Franck Albert — La marque de fabrique du congrès du CNCH est avant tout le partage. Donc il va y avoir des sessions de tous les groupes de cardiologie : interventionnelle, rythmologie, hypertension artérielle ― avec une session sur l’hypertension qui sera en partenariat avec le Sénégal, avec le Pr Abdoul Kane. C’est aussi notre nouveauté, depuis quelques mois : le CNCH développe des partenariats avec les cardiologues des pays francophones, notamment le Maghreb, le Sénégal, mais aussi le Canada, puisqu’on a déjà fait des webinars avec les Québécois. On va faire aussi beaucoup de sessions pour les jeunes, dont deux – cas cliniques et les speed data – avec une remise des prix pour les deux meilleurs jeunes de chaque session. On aura aussi des sessions innovantes sur les outils connectés, sur tout ce qui touche à la télémédecine, qui est un véritable boost en 2020 à la suite du COVID. On va développer la téléconsultation, la téléconsultation avec aidant, la télésurveillance, la téléexpertise.
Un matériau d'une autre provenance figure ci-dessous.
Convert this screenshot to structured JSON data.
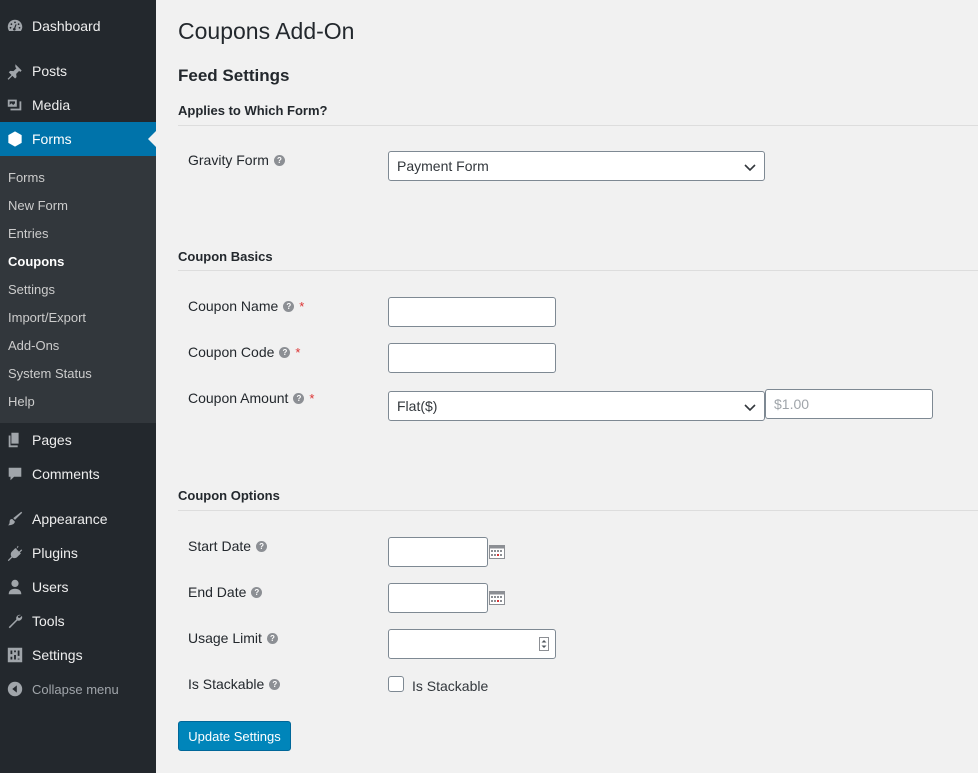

Beaucoup d’outils connectés nouveaux sont très intéressants et on a la chance d’avoir des start-ups qui seront dans notre congrès pour présenter leurs solutions et voir aussi des retours d’expérience de cardiologues qui les utilisent déjà, que ce soient des cardiologues hospitaliers ou des cardiologues libéraux.

Enfin, on aura une session très intéressante sur l’intelligence artificielle. Vous savez que c’est un outil qui se développe beaucoup, notamment pour l’imagerie cardiovasculaire non invasive, avec l’échographie, le scanner en couple et IRM, avec des personnes qui travaillent depuis cinq ans sur l’intelligence artificielle. Des cardiologues nous feront des retours d’expérience pour savoir si l’intelligence artificielle est une chance ou une malchance pour le cardiologue. Mais je suis persuadé que ce sera un atout très important. Et pour le savoir, connectez-vous et venez nombreux à notre congrès.

Walid Amara — L’inscription est gratuite ! Et n’hésitez pas à nous mettre en commentaire s’il y a eu des organisations particulières que vous avez mises en place dans vos centres ou dans vos régions qui pourraient être utiles à la majorité.

Et bien entendu, nous ne sommes pas encore remis de cette deuxième vague et beaucoup de choses sont en cours. On voit ces transferts de patients, y compris vers les pays voisins comme l’Allemagne. Ce qui veut dire que cette crise n’est malheureusement pas terminée, même si on voit des espoirs avec ce vaccin qui pourrait arriver. Les choses avancent, et on avance avec la formation médicale de nos cardiologues.

Merci Franck Albert et merci à tous de votre attention. Je vous dis à très bientôt sur Medscape.